Research has shown that introducing fungi to wheat leads to a reduction in dependency on fertilizers as it provides nutrients to plants roots.

Golden Agri
Picture for representation. Reuters

Introducing fungi to wheat boosts the plants' uptake of key nutrients from the soil and leads to new food crops and farming systems which are less reliant on fertilizers, scientists have claimed.

According to researchers at the University of Leeds, soil fungi introduction to wheat can lead to "climate-smart" varieties of crops, thereby reducing the escalating climate crisis, by providing nutrients under higher levels of carbon dioxide (CO2) predicted for 2100.

The results of the study published in the journal Global Change Biology suggest that fungi, which form a partnership with plant roots, provide significant amounts of phosphorous and nitrogen to a cereal crop.

Lead researcher Professor Katie Field from the University of Leeds School of Biology and Global Food and Environment Institute argued fungi could be a valuable tool to help ensure future food security in the face of the climate and ecological crises.

The researcher explained the fungi did not improve the productivity of food crops but had the potential to help reduce the current overreliance on fertilizers.

World Earth Day 2017
Representational picture: A tractor works on a wheat plantation on land that used to be virgin Amazon rainforest near the city of Santarem, Para State, Brazil Reuters

Agriculture, a major contributor to global carbon emissions largely due to significant inputs such as fertilizers, can be made eco-friendly by reducing the use of harmful chemicals.

Most plants have a symbiosis relationship with fungi, which take carbohydrates from plants and, in return, provide nutrients to the soil more efficiently. Fungi also help plants increase their growth, nitrogen levels, water uptake, and defend themselves against pests and disease.

Plants, which give 10-20 percent of the carbon they draw from the air to their fungal partners in exchange for up to 80 percent of their required phosphorous intake, have over the last 10,000 years been domesticated through intensive breeding, stopping some varieties from having such close beneficial relationships with fungi.

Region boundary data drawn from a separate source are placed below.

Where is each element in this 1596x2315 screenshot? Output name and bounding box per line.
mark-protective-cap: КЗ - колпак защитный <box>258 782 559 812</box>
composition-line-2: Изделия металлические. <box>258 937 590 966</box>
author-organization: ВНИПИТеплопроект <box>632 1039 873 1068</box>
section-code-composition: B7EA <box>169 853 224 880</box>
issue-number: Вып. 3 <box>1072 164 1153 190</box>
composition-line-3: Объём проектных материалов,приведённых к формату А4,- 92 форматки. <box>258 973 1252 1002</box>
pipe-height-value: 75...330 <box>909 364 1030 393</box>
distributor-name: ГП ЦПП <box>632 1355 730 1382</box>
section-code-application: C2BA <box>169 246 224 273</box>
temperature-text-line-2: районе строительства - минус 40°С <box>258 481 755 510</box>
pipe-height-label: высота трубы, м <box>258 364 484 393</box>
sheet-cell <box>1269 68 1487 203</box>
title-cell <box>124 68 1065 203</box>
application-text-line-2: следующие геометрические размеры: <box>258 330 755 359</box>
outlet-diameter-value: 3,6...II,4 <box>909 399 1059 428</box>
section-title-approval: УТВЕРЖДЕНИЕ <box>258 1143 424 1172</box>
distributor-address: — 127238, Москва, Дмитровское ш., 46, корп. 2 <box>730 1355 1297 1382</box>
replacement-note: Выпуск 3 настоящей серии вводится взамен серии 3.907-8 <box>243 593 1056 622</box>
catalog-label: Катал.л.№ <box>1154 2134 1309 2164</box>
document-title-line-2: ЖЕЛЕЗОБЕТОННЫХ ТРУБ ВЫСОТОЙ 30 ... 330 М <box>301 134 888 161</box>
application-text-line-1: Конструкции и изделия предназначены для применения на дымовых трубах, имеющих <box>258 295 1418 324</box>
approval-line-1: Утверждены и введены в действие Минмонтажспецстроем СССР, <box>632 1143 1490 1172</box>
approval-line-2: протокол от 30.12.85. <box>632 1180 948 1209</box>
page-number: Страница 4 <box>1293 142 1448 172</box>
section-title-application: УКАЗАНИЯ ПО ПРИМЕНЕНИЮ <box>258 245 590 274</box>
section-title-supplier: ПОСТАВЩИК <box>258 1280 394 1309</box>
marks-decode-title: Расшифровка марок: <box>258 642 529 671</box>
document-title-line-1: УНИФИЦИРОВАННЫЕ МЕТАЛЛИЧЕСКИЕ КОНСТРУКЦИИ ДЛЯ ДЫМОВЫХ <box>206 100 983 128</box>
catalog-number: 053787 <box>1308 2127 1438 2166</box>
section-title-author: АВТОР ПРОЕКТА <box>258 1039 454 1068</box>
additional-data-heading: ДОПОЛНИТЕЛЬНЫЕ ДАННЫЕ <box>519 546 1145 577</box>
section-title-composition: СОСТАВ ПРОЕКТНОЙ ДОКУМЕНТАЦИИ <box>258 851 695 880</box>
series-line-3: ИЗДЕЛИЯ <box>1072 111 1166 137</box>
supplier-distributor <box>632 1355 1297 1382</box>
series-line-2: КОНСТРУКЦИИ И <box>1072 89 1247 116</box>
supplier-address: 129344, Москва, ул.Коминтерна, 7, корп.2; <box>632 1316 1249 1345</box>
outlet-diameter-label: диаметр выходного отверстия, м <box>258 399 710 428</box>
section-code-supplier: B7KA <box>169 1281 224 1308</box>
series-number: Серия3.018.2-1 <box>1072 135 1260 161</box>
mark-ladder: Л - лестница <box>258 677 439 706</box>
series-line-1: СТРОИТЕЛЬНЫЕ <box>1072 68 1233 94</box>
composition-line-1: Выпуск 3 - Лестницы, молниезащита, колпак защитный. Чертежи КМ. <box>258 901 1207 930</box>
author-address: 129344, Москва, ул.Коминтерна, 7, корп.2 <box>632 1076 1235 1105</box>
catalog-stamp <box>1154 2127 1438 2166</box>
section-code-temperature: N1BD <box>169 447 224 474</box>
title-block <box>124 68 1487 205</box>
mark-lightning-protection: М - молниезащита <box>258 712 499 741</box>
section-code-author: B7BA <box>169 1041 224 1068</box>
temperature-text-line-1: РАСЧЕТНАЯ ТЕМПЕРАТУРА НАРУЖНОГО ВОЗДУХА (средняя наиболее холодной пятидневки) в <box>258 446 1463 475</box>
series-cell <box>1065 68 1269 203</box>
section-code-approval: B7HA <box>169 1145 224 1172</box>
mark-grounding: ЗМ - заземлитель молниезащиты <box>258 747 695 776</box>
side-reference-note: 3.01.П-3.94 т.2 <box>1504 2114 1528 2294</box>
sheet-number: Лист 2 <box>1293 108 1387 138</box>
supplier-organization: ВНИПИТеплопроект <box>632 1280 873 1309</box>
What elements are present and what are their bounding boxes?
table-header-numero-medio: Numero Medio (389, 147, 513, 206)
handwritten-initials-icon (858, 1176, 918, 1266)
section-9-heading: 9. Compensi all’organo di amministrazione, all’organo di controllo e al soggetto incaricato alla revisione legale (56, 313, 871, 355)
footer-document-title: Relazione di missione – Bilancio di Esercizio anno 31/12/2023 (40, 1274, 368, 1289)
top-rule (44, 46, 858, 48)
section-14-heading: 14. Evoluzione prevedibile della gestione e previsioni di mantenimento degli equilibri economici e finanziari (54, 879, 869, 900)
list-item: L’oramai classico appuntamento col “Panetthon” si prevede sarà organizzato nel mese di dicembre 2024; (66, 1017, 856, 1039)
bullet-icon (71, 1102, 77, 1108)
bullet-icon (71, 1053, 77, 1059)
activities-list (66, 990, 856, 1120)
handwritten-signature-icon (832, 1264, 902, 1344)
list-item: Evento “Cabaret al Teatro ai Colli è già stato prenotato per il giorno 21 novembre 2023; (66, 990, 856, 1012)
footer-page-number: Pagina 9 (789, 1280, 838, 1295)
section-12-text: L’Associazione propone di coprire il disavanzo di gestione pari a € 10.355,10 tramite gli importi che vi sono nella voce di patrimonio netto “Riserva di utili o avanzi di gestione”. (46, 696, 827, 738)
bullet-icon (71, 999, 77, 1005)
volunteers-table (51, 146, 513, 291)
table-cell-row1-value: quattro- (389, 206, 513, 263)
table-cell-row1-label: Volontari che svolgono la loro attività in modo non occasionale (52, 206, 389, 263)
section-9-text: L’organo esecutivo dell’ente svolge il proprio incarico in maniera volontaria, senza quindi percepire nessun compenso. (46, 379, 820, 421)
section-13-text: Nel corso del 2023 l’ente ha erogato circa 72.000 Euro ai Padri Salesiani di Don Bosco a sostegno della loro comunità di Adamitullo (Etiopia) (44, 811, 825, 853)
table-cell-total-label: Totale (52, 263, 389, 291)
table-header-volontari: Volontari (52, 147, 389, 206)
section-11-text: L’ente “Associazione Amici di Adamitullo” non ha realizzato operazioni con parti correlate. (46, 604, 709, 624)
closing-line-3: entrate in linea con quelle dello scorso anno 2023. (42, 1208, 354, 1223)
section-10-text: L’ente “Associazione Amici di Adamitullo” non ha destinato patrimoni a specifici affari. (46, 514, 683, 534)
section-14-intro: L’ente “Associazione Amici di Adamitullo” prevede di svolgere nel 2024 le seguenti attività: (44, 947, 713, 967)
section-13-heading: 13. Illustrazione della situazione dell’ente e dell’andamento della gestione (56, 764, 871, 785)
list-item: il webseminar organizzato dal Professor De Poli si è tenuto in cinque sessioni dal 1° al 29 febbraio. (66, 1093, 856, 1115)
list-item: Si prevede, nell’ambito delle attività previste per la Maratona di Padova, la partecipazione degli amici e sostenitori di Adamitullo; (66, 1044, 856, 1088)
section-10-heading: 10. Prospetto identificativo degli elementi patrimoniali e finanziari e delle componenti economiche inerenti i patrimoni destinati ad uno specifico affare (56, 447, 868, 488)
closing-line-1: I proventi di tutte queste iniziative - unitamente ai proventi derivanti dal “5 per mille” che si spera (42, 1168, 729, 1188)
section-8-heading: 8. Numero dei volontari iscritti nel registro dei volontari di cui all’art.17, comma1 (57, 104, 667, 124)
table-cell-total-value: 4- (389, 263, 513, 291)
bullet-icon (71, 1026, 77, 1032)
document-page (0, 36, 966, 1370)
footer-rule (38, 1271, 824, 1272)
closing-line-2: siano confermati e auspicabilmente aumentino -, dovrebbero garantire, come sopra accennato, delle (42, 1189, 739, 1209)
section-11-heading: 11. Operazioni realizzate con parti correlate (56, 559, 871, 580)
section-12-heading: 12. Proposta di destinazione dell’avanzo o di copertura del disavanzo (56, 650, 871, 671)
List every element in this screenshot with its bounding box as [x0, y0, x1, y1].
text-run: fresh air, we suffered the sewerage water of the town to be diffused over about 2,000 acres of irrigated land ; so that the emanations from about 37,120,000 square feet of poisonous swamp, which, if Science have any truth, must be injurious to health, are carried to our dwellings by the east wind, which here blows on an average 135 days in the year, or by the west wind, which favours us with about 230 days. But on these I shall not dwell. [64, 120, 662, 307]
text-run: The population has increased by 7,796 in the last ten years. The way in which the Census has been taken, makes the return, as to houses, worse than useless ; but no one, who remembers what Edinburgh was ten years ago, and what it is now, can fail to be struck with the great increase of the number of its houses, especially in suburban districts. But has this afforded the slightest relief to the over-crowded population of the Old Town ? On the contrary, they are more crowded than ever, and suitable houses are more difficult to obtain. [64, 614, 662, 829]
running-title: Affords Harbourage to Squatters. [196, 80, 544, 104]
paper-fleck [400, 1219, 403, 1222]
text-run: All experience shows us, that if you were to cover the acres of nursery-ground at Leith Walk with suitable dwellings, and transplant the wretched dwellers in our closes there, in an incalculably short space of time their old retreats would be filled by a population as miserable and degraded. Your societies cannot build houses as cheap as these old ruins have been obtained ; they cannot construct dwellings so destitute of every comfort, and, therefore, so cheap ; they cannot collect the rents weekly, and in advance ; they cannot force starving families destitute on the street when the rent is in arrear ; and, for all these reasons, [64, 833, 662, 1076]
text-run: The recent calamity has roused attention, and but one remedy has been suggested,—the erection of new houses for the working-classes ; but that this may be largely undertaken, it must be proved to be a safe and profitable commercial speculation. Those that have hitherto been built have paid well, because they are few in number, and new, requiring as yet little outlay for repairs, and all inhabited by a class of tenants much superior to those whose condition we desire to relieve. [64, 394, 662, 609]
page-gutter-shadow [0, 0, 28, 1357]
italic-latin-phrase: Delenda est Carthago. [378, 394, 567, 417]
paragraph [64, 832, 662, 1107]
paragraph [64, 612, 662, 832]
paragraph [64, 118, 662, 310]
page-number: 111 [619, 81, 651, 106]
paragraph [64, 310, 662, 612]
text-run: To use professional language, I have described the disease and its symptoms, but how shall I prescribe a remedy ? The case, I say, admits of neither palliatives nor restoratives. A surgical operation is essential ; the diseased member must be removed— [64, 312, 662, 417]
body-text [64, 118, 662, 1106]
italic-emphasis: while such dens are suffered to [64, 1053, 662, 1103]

The farming of wheat, a staple crop for billions of people across the globe, needs intensive use of nitrogen and phosphorus fertilizers to boost yields as many of the crop's varieties grown by farmers do not form these partnerships with beneficial fungi.

Co-author Dr. Tom Thirkell said some of the crops that farmers have domesticated over thousands of years "lack these important connections with fungi in the soil, and our results suggest there is real potential to breed new crop varieties which regain this lost relationship with beneficial fungi to improve the sustainability of future food production systems".

There is an ongoing debate about whether or not fungi are positive to the growth of cereal crops as some evidence suggests fungi act as parasites to their plant hosts, but this study argues this is not the case with some varieties of wheat.

The researchers said field-scale experiments were needed to understand whether the fungi's beneficial effects on wheat demonstrated in this study were replicated in a farm setting.